Впрочем, впечатление было обманчивым. Плакать Димитрий разучился давно, да и ныне поводов не было. Напротив, игра неожиданно увлекла.
Легкий полог, рассеивающий внимание, и человечек почти исчезает.
А что еще надобно?
– Ах, папенька, это все так унизительно. – Княжна Таровицкая шла неспешным шагом, опираясь на руку папеньки. – Не понимаю, почему я должна здесь быть?
– Мы это уже обсуждали.
– И все равно твой план выглядит глупостью неимоверной. Одовецкие нас ненавидят… – Она задержалась у зеркала, поправляя и без того идеальную прическу. – Она мне не нравится. Я ей, к слову, тоже…
– И это следует изменить.
– Зачем?!
Действительно, Димитрий мысленно присоединился к вопросу. Подмывало подойти ближе, но… полог пологом, а чутье у Дубыни Таровицкого преотменнейшее, недаром что боевой маг и охотник великолепнейший. Нет, если заподозрит, что подслушивают…
Тот же вздохнул, развернул дочь к себе и тихо произнес:
– Нам давно следовало бы помириться… когда-то я повел себя неправильно, и мне старая княгиня точно не поверит, как и твоему деду… а вот ты… ты – дело другое.
Княжна наморщила носик.
– Мы соседи. И от этого деваться некуда… – проговорил Дубыня.
– И поэтому ты по-соседски прибрал ее земли к рукам?
– Лика!
– А разве не так? Папенька, я тебя люблю… и деда уважаю, но вы хотите невозможного! Я могу улыбаться, могу играть в прелестницу… могу… не знаю, хоть на голову встать, но это ничего не изменит! Насколько я успела понять, княгиня настроена весьма решительно… и меня это пугает.
Произнесено сие было тихо, но Димитрий все же решился сплести махонькое заклятьице. Будучи слабым, неприметным, оно не должно было потревожить Таровицких, а вот беседа эта оказалась преувлекательнейшей.
– Она целительница.
– И что? Нет, я не думаю, что она решится на убийство… во всяком случае, если правду говорят и княгиня справедлива, то ко мне у нее претензий не будет. А вот тебе и деду стоит быть осторожней… и вообще, не понимаю!
– Чего?
– Ничего. Что тогда произошло? Не отворачивайся, я слышала, как ты с маменькой разговаривал.
– Что слышала? – Дубыня напрягся.
– Не все.
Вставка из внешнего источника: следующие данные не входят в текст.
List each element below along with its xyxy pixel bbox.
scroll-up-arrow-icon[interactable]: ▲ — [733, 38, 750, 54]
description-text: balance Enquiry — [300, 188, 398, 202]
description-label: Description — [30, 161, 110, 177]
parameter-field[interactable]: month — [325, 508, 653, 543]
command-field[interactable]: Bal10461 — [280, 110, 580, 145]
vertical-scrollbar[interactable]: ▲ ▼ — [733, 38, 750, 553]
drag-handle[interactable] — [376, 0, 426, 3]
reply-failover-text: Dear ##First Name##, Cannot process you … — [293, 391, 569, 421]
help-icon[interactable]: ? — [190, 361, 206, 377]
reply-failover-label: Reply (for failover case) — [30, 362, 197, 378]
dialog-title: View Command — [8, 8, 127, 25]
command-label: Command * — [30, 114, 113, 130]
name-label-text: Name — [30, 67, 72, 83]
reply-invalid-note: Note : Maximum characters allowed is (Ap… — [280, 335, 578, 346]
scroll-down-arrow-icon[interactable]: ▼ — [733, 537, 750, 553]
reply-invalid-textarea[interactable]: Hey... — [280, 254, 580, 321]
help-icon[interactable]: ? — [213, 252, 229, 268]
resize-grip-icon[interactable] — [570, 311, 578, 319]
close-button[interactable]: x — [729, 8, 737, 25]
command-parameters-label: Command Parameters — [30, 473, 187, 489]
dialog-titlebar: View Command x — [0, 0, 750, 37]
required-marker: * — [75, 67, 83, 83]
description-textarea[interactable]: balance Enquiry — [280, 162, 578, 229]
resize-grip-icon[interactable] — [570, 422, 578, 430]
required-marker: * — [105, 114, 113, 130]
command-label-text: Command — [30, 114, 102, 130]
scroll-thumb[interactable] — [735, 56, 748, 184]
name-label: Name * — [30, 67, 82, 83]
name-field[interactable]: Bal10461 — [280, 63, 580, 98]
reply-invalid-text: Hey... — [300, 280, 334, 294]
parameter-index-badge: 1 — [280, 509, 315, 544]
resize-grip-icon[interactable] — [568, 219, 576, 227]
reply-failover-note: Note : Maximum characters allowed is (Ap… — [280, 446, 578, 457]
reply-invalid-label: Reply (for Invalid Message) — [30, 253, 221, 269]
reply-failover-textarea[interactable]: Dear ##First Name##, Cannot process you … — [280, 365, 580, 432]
К сожалению. – Княжна Таровицкая сбросила маску прелестной девицы, голова которой забита исключительно шелками, кружевами и перламутровыми пуговичками, – но достаточно, чтобы понять. Ты сжег то поместье…
– Молчи.
А вот это уже на признание тянет, правда, слабоватое. Одного свидетельства Димитрия будет недостаточно, княжна перед судом от слов своих отречется, сыграет капризную девицу, которая сплетни папеньке пересказывала. Дубыня же…
– Папа… это такая тайна, которая и не тайна совсем… думаешь, дома об этом не шептались? Или вот здесь… да тут, почитай, все уверены, что ты или отправил Одовецких в Царство Божие, или просто ситуацией воспользоваться сумел…
Дубыня наливался краской.
Губы побелели. Черты лица заострились.
– Успокойся. – Солнцелика погладила отца по плечу. – Я… не то чтобы не верю, что ты не мог этого сделать. Просто… мне хотелось бы знать: почему? И не только мне… объяснись с княгиней. Может, она поймет…
– Не поверит. – Дубыня дернул рубашку, и махонькие пуговицы поскакали по полу. – Если б все так просто было…
– Тогда земли верни.
– И что она с ними делать станет? Одовецкая целительница, каких свет не видывал. – Он потер грудь и тяжко прислонился к стене. – Но хозяйка из нее преотвратнейшая – ты бы видела, что там творилось. Я просто порядок… навел… и деньги… я ж ни грошика… себе…
А ему и вправду дурно.
Вот ведь… про то, что у старика Таровицкого с сердцем худо, Димитрий знал, как и то, что старик оный давно уж удалился в семейное имение, которое если и покидал, то ненадолго и недалече. А выходит, не он один с сердцем мается.
Надо будет намекнуть целителям, пускай глянут.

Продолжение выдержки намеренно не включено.